I was a 210 pound male when I started and I never ate to satisfy a macro, but I still logged the data and found I was eating about 1500 calories on most days. But there were days when I ate 2400, some when I ate 1000 and I was never terribly hungry.


(Karim Wassef) #3

Here’s my simple take on keto and calories.

Let’s take a simple analogy: your car needs gasoline to go… fact. Your cars ability to use gasoline depends on a lot of other factors including how hard you push the pedal, how often you start and stop, the age of your engine and when you last had the spark plugs changed, etc…

So if I walk up to you and say “which is it? Gasoline or how you drive?”. The answer is both and it’s depends.

Calories are the de-facto simple math… but you can eat at a deficit and gain weight… and you can eat at a surplus and lose weight.

Before everyone gets excited that’s this violates physics… let’s look at calorie counting. You assume that you need 1600cals but the reality is that the other factors (non-calorie) can change this from 0.5 to 1.5x

If you eat a large meal, and depending on the makeu of that’s meal, your metabolic rate can change. The same with activity and exercise and hormones and 1000 other variables (just like the car).

So the idea of eating at a deficit is flawed since only an RMR year can tell you where you are and it’s going to change as soon as you do something. It’s also flawed because the foods you eat are not all absorbed the same… so the “calories in” is a guess as is “calories out”…

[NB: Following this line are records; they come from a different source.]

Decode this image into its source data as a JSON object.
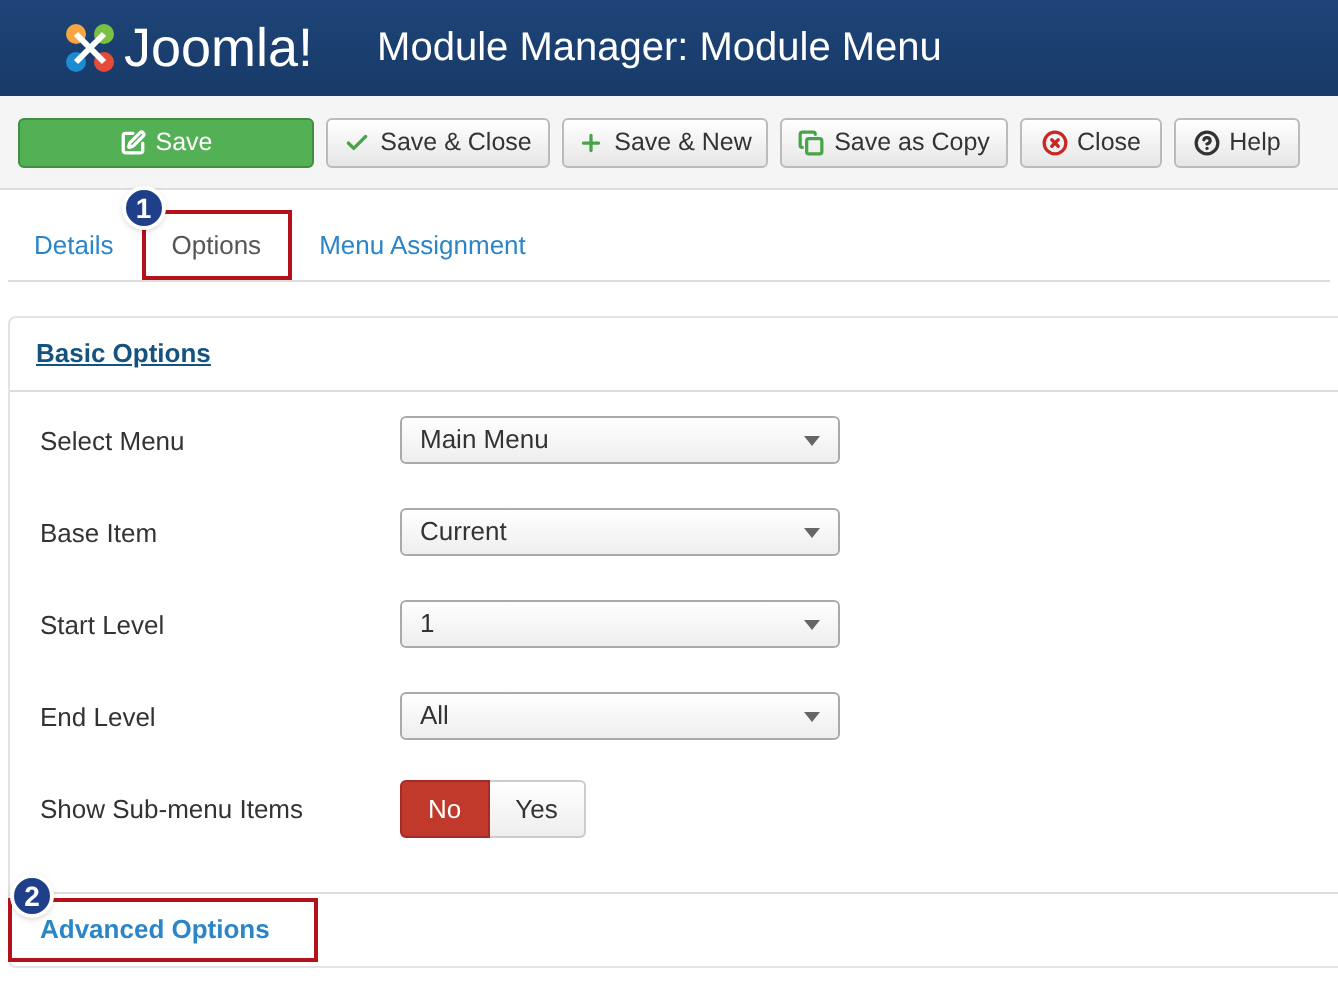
{
  "header": {
    "logo_text": "Joomla!",
    "title": "Module Manager: Module Menu"
  },
  "toolbar": [
    {
      "label": "Save",
      "kind": "primary"
    },
    {
      "label": "Save & Close",
      "kind": "default"
    },
    {
      "label": "Save & New",
      "kind": "default"
    },
    {
      "label": "Save as Copy",
      "kind": "default"
    },
    {
      "label": "Close",
      "kind": "default"
    },
    {
      "label": "Help",
      "kind": "default"
    }
  ],
  "tabs": [
    {
      "label": "Details",
      "selected": false,
      "highlighted": false
    },
    {
      "label": "Options",
      "selected": true,
      "highlighted": true,
      "callout": "1"
    },
    {
      "label": "Menu Assignment",
      "selected": false,
      "highlighted": false
    }
  ],
  "sections": [
    {
      "title": "Basic Options",
      "expanded": true,
      "highlighted": false,
      "fields": [
        {
          "label": "Select Menu",
          "kind": "select",
          "value": "Main Menu"
        },
        {
          "label": "Base Item",
          "kind": "select",
          "value": "Current"
        },
        {
          "label": "Start Level",
          "kind": "select",
          "value": "1"
        },
        {
          "label": "End Level",
          "kind": "select",
          "value": "All"
        },
        {
          "label": "Show Sub-menu Items",
          "kind": "toggle",
          "options": [
            {
              "label": "No",
              "selected": true
            },
            {
              "label": "Yes",
              "selected": false
            }
          ]
        }
      ]
    },
    {
      "title": "Advanced Options",
      "expanded": false,
      "highlighted": true,
      "callout": "2"
    }
  ]
}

So unless you have a scientific way of measuring both- it’s guesswork and constantly changing… therefore it’s good to understanding but useless practically. You can’t plan for things you can’t objectively measure without lab equipment.

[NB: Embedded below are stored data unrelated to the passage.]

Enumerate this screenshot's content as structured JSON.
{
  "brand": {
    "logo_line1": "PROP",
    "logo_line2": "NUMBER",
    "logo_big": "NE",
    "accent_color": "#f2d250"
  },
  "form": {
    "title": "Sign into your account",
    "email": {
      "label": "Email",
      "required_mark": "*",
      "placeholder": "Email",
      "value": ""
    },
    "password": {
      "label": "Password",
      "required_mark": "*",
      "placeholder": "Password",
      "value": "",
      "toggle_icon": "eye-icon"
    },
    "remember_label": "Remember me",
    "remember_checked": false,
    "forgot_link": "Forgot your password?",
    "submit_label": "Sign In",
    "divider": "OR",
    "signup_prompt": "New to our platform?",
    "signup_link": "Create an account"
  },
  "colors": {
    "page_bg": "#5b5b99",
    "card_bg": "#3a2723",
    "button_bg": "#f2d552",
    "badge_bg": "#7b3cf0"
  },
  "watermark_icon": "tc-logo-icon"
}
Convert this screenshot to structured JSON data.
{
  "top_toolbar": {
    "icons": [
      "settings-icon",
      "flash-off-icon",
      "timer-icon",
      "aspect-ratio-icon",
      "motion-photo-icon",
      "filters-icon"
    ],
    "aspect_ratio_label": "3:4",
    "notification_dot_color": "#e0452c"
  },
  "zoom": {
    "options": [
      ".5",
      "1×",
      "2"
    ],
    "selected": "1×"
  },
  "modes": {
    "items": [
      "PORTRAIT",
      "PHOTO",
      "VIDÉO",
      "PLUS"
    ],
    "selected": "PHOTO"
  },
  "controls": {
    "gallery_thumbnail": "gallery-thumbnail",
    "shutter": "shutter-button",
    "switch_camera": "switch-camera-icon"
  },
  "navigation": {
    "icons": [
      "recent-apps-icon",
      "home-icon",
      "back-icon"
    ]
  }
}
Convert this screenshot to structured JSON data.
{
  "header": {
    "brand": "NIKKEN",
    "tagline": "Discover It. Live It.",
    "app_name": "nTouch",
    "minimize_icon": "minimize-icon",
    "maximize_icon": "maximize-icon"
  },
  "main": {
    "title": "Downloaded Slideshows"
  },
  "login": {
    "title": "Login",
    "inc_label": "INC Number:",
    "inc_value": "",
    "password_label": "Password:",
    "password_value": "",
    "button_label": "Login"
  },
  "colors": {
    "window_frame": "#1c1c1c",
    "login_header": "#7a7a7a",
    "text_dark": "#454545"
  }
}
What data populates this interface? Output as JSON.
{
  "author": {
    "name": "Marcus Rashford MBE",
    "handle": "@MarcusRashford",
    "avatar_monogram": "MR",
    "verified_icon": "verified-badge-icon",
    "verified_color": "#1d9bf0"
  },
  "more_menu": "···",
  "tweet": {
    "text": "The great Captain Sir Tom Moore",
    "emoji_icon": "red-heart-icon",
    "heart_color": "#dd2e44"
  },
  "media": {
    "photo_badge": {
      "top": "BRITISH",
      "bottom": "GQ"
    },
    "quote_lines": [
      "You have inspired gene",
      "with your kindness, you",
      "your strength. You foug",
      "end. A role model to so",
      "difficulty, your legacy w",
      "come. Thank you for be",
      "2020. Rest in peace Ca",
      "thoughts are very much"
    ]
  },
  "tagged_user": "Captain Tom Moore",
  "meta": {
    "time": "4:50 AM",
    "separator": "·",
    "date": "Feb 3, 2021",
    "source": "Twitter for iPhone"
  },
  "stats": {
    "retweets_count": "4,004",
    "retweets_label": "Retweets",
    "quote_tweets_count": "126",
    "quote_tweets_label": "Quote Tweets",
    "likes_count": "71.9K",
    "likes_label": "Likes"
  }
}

Keto on the other hand triggers everything else. When you’re in keto, your body pushes your metabolism and satiety to waste energy and reach satiety quickly. This means that if you stick to it, you’ll be satisfied at a caloric level that’s naturally at a deficit.

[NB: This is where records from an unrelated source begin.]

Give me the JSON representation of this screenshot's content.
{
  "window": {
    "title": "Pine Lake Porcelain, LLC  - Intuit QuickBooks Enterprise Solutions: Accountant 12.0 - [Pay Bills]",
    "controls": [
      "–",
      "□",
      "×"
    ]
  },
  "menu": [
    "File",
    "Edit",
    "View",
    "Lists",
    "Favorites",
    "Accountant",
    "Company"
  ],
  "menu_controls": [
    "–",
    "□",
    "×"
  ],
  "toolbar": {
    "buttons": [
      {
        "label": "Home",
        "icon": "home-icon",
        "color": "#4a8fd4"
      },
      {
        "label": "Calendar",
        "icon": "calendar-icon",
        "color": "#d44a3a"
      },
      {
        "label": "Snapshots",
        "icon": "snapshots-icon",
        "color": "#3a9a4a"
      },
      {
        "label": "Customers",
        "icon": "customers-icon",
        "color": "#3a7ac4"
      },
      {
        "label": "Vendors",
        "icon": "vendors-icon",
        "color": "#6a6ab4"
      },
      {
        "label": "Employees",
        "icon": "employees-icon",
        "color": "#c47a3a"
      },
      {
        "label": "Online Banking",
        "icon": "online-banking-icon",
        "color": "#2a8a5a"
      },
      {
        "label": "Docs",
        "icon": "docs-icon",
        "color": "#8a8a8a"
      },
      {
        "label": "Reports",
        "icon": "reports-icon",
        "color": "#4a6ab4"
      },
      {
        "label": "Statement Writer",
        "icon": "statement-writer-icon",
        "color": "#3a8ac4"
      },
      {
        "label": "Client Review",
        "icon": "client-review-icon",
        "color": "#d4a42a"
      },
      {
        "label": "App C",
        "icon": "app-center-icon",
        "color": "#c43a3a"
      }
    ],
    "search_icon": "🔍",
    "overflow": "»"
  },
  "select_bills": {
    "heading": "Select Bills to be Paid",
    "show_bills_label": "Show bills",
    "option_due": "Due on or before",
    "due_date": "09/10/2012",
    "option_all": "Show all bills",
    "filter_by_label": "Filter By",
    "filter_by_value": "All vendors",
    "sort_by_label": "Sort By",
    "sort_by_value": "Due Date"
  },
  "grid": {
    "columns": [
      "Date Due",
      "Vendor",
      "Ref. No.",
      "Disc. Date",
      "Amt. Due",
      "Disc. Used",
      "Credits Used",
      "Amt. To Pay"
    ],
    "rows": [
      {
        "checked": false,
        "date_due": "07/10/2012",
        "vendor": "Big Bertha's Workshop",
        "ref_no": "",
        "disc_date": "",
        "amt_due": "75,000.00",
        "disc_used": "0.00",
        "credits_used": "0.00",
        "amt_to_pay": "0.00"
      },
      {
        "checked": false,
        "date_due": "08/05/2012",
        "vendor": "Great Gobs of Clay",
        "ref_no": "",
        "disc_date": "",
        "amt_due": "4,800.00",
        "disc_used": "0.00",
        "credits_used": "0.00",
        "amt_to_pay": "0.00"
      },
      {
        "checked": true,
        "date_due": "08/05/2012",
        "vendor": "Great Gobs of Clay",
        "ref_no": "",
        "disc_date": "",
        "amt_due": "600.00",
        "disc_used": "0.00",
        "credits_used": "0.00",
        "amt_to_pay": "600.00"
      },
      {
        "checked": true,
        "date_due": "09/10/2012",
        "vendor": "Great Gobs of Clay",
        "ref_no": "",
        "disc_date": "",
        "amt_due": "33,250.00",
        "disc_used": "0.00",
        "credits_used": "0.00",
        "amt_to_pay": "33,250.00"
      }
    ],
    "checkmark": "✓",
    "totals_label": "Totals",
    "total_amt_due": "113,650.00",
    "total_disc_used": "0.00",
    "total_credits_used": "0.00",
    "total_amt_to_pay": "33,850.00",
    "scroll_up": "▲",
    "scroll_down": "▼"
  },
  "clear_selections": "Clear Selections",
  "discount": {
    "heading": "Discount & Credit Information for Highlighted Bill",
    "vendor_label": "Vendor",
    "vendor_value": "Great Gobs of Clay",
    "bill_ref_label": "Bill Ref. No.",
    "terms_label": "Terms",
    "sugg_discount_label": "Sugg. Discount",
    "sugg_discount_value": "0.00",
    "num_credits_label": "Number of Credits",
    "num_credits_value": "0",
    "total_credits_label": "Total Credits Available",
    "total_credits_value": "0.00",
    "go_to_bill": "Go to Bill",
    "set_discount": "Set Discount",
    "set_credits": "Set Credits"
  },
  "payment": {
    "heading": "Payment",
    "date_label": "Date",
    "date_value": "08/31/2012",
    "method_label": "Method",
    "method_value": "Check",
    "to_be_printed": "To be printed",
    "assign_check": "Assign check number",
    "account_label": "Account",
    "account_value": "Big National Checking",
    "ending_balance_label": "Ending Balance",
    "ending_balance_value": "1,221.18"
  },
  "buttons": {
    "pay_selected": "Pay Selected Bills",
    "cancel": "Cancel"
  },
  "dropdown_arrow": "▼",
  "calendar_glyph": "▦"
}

There are many more benefits than that but simply put “ketosis allows fat burning and satiety… that naturally reduces caloric intake below expenditure… so you lose weight”

This is rough and imperfect but generally good enough. Hope it helps.


(Polly) #4

In order to burn fat your body needs glucagon. Glucagon and Insulin are antagonists and cannot both be working at the same time. If you spike your insulin with a non caloric sweetener you will switch off your glucagon ie this also switches off your fat burning mechanism. Because your glycogen stores will have been depleted by the fast and there are no ingested sugar sources to rely on you will “hit the wall” in the same way that marathon runners fuelling on carbs do. You will feel shaky hypoglycaemic and rotten rather than the alert ketone fuelled creature you aspire to be.


(d128ee4a423c92522c2d) #5

This makes sense to me, thanks

I’ll try and keep this in mind because I keep thinking that if I reduce calories it will be a good thing, but if I’m not satiated it’s not. Thanks

I think this is where naysayers chime in and say the reason keto works is because of the caloric deficit. Thanks for the explanation


(Karim Wassef) #6

all weight loss works because of a caloric deficit. The deficit is the end-product, not the starting point.

It’s like saying that your car works because it has tires… yes, the tires are key to a car moving, but it’s not the driving force - just a necessary component.


(Bacon is a many-splendoured thing) #7

No, it sounds too low. If you deliberately restrict your calorie count, you court the risk of slowing down your metabolism. The body has mechanisms to get us through times of famine, and one of them involves holding on to stored fat as a reserve. If you insist on eating to a caloric target, be sure your app is set to “maintenance,” not “loss.” But by far the simplest way to be sure you are eating enough is to eat when hungry, stop eating when no longer hungry, and not eat again until hungry again. That will give your body enough energy to feel safe increasing the metabolic rate and releasing excess stored fat. Eating less because you’re not hungry has a very different effect on the body from eating to a pre-determined target.

Our ancestors somehow managed to survive over the past two million years without even knowing what calories were, much less counting them, so it’s clearly not necessary. But do it, if it makes you feel more comfortable.